若是安裝了anaconda的集成庫,則不須要再次安裝
若是沒有,則使用pip指令安裝
pip install beautifulsoup4 -i https://pypi.tuna.tsinghua.edu.cn/simple/
html
右鍵網頁,查看源點web
使用requests庫app
import requests from bs4 import BeautifulSoup kv = {'user-agent' : 'Mozilla/5.0'} url = "https://blog.csdn.net/qq_43321732" try: r = requests.get(url, headers = kv) r.raise_for_status() demo = r.text except: print("爬取失敗") soup = BeautifulSoup(demo, "html.parser") print(soup.prettify())

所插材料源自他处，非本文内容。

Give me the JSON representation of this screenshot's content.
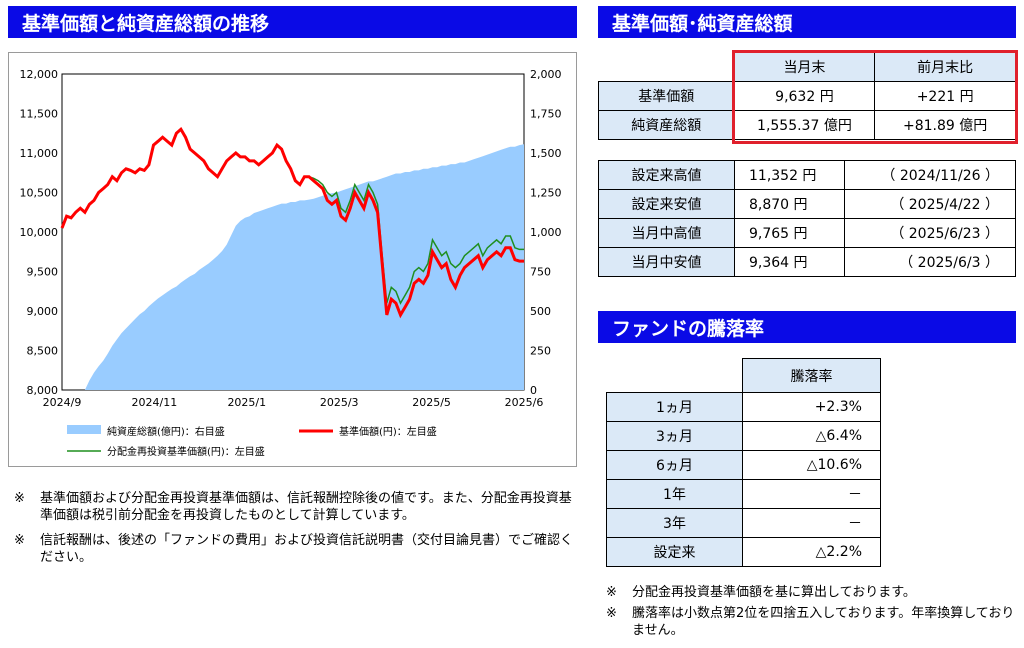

import requests from bs4 import BeautifulSoup kv = {'user-agent' : 'Mozilla/5.0'} url = "https://ac.nowcoder.com/acm/contest/5666" try: r = requests.get(url) r.raise_for_status() r.encoding = r.apparent_encoding demo = r.text except: print("爬取失敗") soup = BeautifulSoup(demo, "html.parser") print(soup.title)
import requests from bs4 import BeautifulSoup kv = {'user-agent' : 'Mozilla/5.0'} url = "https://ac.nowcoder.com/acm/contest/5666" try: r = requests.get(url) r.raise_for_status() r.encoding = r.apparent_encoding demo = r.text except: print("爬取失敗") soup = BeautifulSoup(demo, "html.parser") tag = soup.a print(tag)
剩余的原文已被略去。